Quindi sono definiti i rapporti con l'amministrazione e le funzioni della
nuova formazione.
"Il corpo dei soci filarmonici (...) costituito come corpo di Musica
civile è sottoposto al sindaco protempore" di Calcinato, che ne detiene
"la Presidenza a Titolo d'onore", e gode del patrocinio del Comune al
quale spetta la nomina del Direttore, assistito da un segretario e da un
cassiere. Le entrate sono quelle tradizionali: "l'assegno che di anno in
anno destinerà a tale scopo il Consiglio Comunale", le "offerte dei soci
Protettori e le tasse dei soci effettivi", le "mercedi per le prestazioni
da farsi in Teatro nelle sere di rappresentazioni", il "ricavo delle
serate teatrali riservate a beneficio di questa società" e "prestazioni
nelle solennità Religione" o "nei funerali non obbligatori".

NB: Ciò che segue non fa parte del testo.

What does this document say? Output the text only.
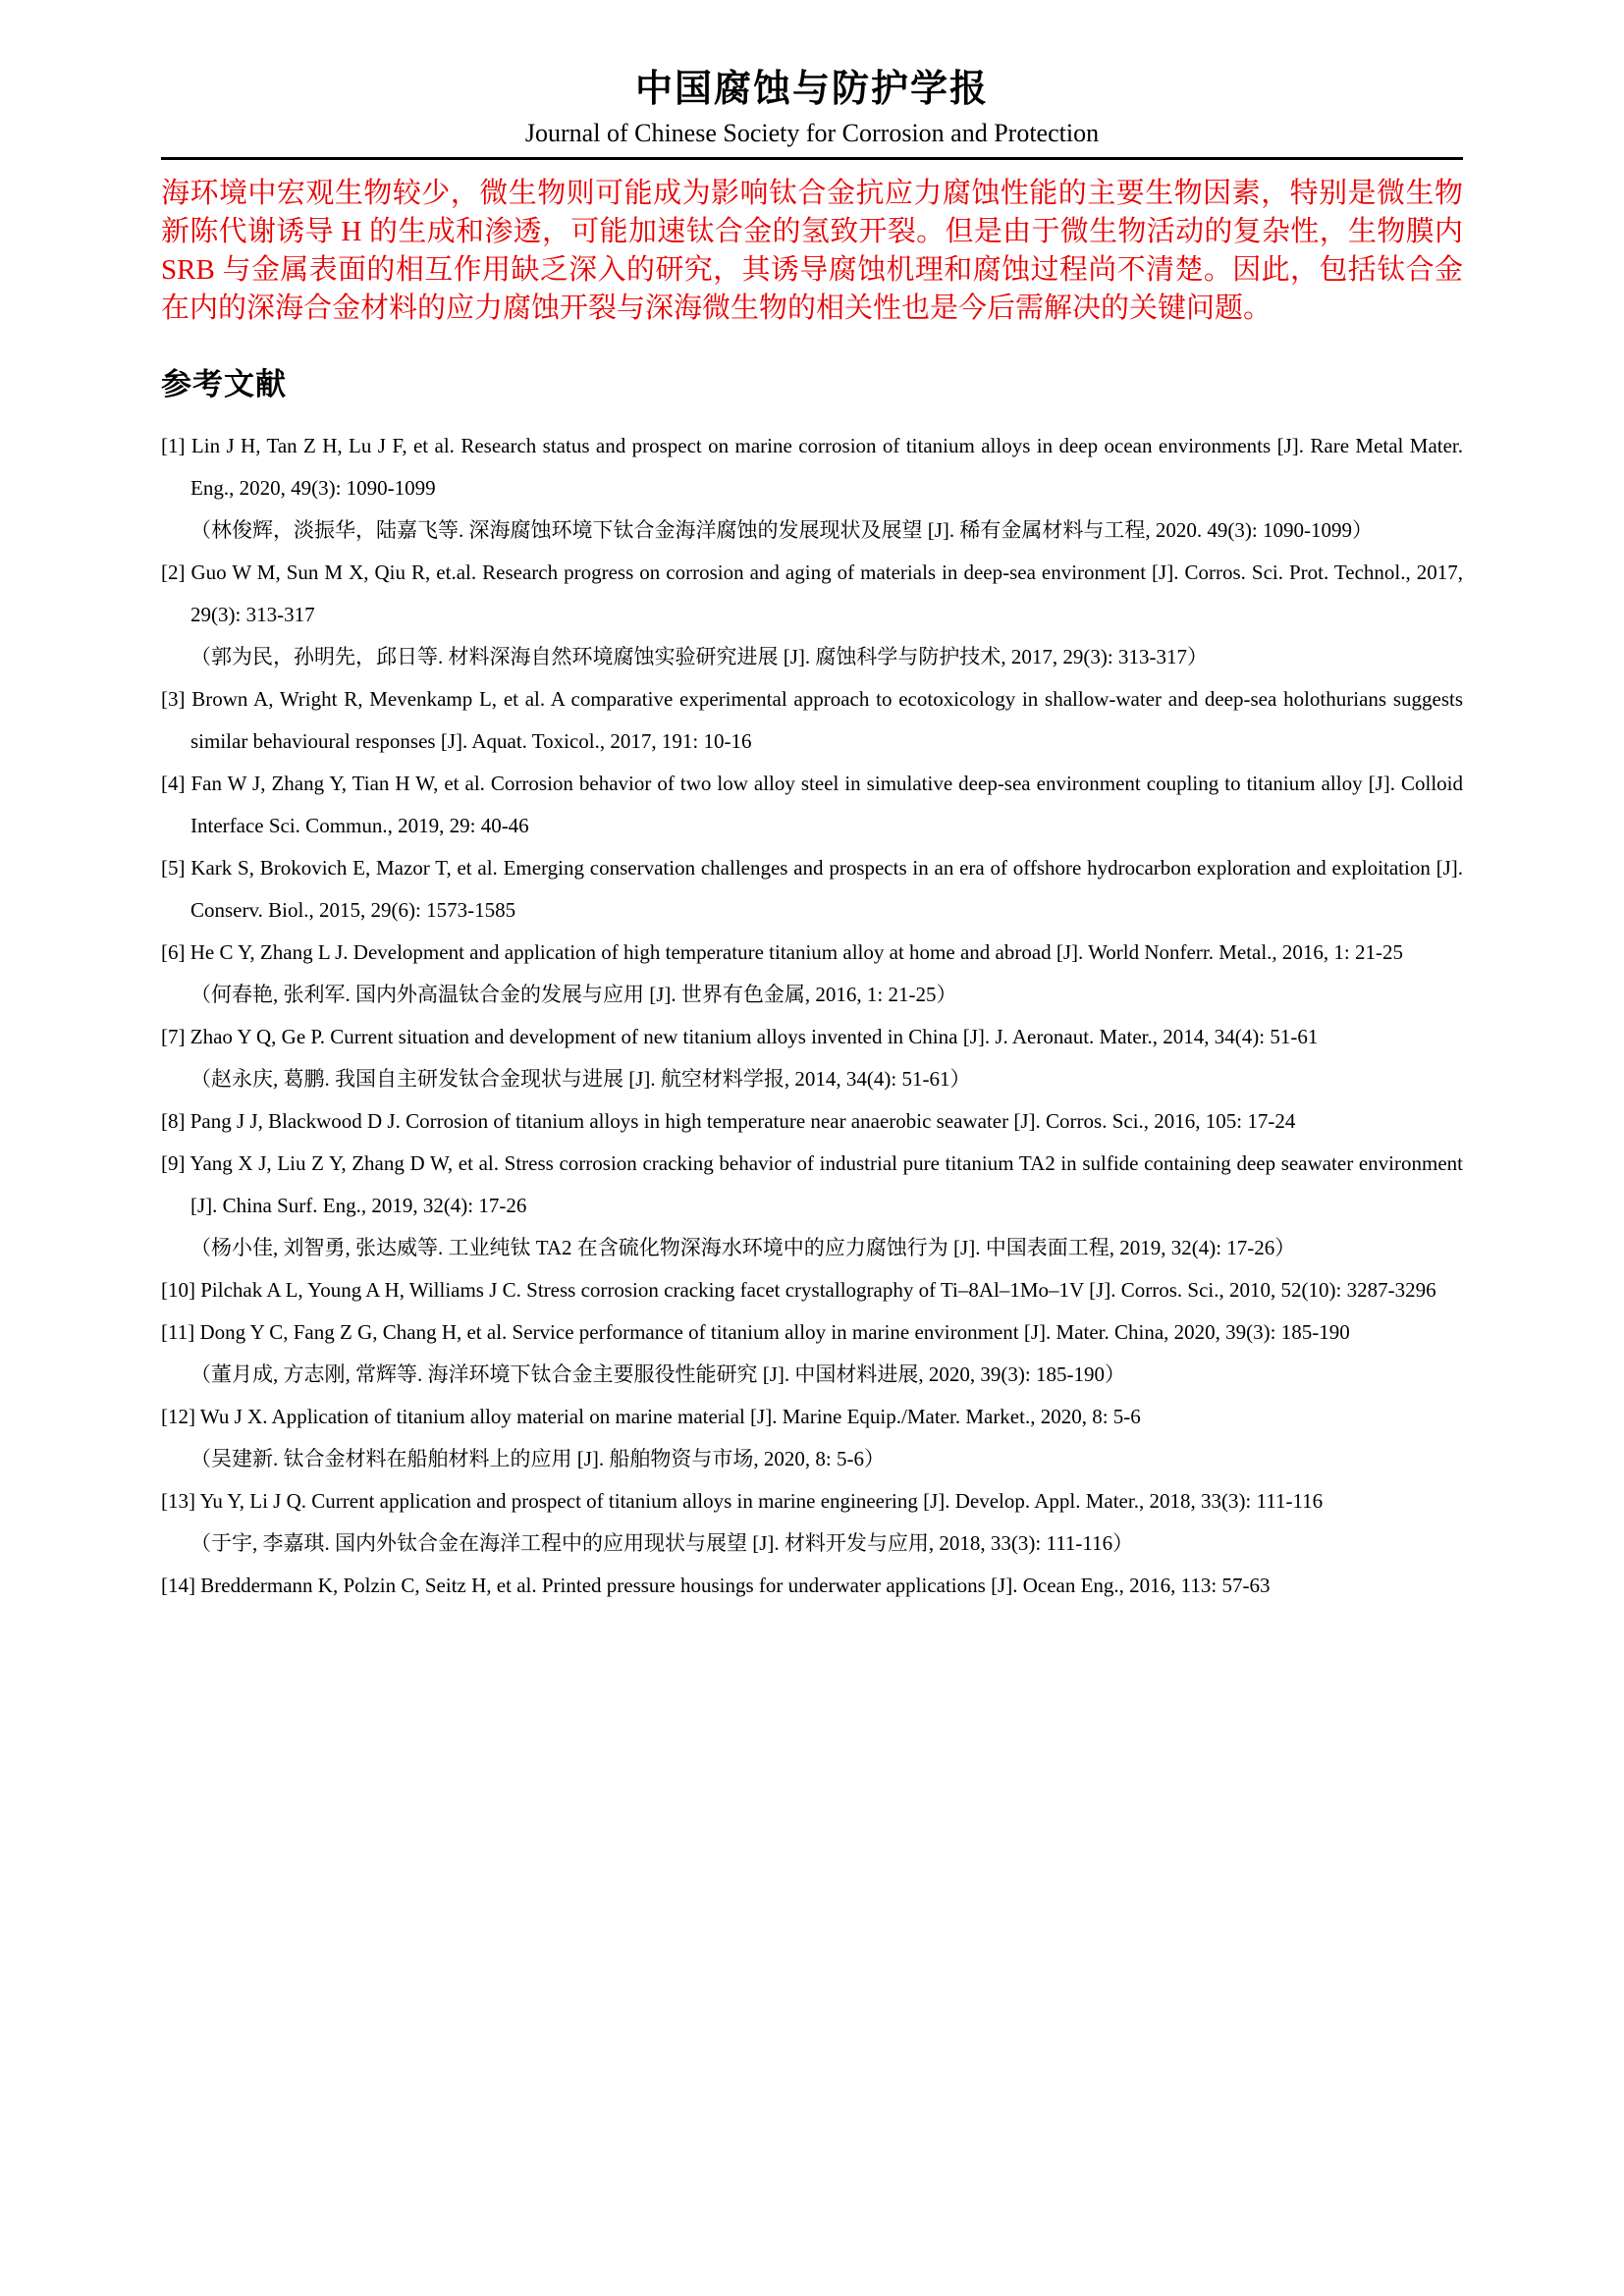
中国腐蚀与防护学报
Journal of Chinese Society for Corrosion and Protection

海环境中宏观生物较少，微生物则可能成为影响钛合金抗应力腐蚀性能的主要生物因素，特别是微生物新陈代谢诱导 H 的生成和渗透，可能加速钛合金的氢致开裂。但是由于微生物活动的复杂性，生物膜内 SRB 与金属表面的相互作用缺乏深入的研究，其诱导腐蚀机理和腐蚀过程尚不清楚。因此，包括钛合金在内的深海合金材料的应力腐蚀开裂与深海微生物的相关性也是今后需解决的关键问题。

参考文献

[1] Lin J H, Tan Z H, Lu J F, et al. Research status and prospect on marine corrosion of titanium alloys in deep ocean environments [J]. Rare Metal Mater. Eng., 2020, 49(3): 1090-1099

（林俊辉，淡振华，陆嘉飞等. 深海腐蚀环境下钛合金海洋腐蚀的发展现状及展望 [J]. 稀有金属材料与工程, 2020. 49(3): 1090-1099）

[2] Guo W M, Sun M X, Qiu R, et.al. Research progress on corrosion and aging of materials in deep-sea environment [J]. Corros. Sci. Prot. Technol., 2017, 29(3): 313-317

（郭为民，孙明先，邱日等. 材料深海自然环境腐蚀实验研究进展 [J]. 腐蚀科学与防护技术, 2017, 29(3): 313-317）

[3] Brown A, Wright R, Mevenkamp L, et al. A comparative experimental approach to ecotoxicology in shallow-water and deep-sea holothurians suggests similar behavioural responses [J]. Aquat. Toxicol., 2017, 191: 10-16

[4] Fan W J, Zhang Y, Tian H W, et al. Corrosion behavior of two low alloy steel in simulative deep-sea environment coupling to titanium alloy [J]. Colloid Interface Sci. Commun., 2019, 29: 40-46

[5] Kark S, Brokovich E, Mazor T, et al. Emerging conservation challenges and prospects in an era of offshore hydrocarbon exploration and exploitation [J]. Conserv. Biol., 2015, 29(6): 1573-1585

[6] He C Y, Zhang L J. Development and application of high temperature titanium alloy at home and abroad [J]. World Nonferr. Metal., 2016, 1: 21-25

（何春艳, 张利军. 国内外高温钛合金的发展与应用 [J]. 世界有色金属, 2016, 1: 21-25）

[7] Zhao Y Q, Ge P. Current situation and development of new titanium alloys invented in China [J]. J. Aeronaut. Mater., 2014, 34(4): 51-61

（赵永庆, 葛鹏. 我国自主研发钛合金现状与进展 [J]. 航空材料学报, 2014, 34(4): 51-61）

[8] Pang J J, Blackwood D J. Corrosion of titanium alloys in high temperature near anaerobic seawater [J]. Corros. Sci., 2016, 105: 17-24

[9] Yang X J, Liu Z Y, Zhang D W, et al. Stress corrosion cracking behavior of industrial pure titanium TA2 in sulfide containing deep seawater environment [J]. China Surf. Eng., 2019, 32(4): 17-26

（杨小佳, 刘智勇, 张达威等. 工业纯钛 TA2 在含硫化物深海水环境中的应力腐蚀行为 [J]. 中国表面工程, 2019, 32(4): 17-26）

[10] Pilchak A L, Young A H, Williams J C. Stress corrosion cracking facet crystallography of Ti–8Al–1Mo–1V [J]. Corros. Sci., 2010, 52(10): 3287-3296

[11] Dong Y C, Fang Z G, Chang H, et al. Service performance of titanium alloy in marine environment [J]. Mater. China, 2020, 39(3): 185-190

（董月成, 方志刚, 常辉等. 海洋环境下钛合金主要服役性能研究 [J]. 中国材料进展, 2020, 39(3): 185-190）

[12] Wu J X. Application of titanium alloy material on marine material [J]. Marine Equip./Mater. Market., 2020, 8: 5-6

（吴建新. 钛合金材料在船舶材料上的应用 [J]. 船舶物资与市场, 2020, 8: 5-6）

[13] Yu Y, Li J Q. Current application and prospect of titanium alloys in marine engineering [J]. Develop. Appl. Mater., 2018, 33(3): 111-116

（于宇, 李嘉琪. 国内外钛合金在海洋工程中的应用现状与展望 [J]. 材料开发与应用, 2018, 33(3): 111-116）

[14] Breddermann K, Polzin C, Seitz H, et al. Printed pressure housings for underwater applications [J]. Ocean Eng., 2016, 113: 57-63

Gli aspetti più significativi riguardano l'organizzazione che appare
fortemente centralizzata.
Attributi del Direttore
Il Direttore ha il compito di mantenere i collegamenti con il Comune, di
guidare il sodalizio garantendone la corretta amministrazione e un
funzionamento rispondente alle esigenze di decoro della società e di
prestigio del paese. Alla fine del mese di gennaio d'ogni anno deve
presentare alla Giunta municipale "il Rendiconto" della gestione "da lui
tenuta a tutto il 31 Dicembre (...) precedente" e "un rapporto nel quale
risulti lo stato numerico dei soci filarmonici", la "loro classificazione"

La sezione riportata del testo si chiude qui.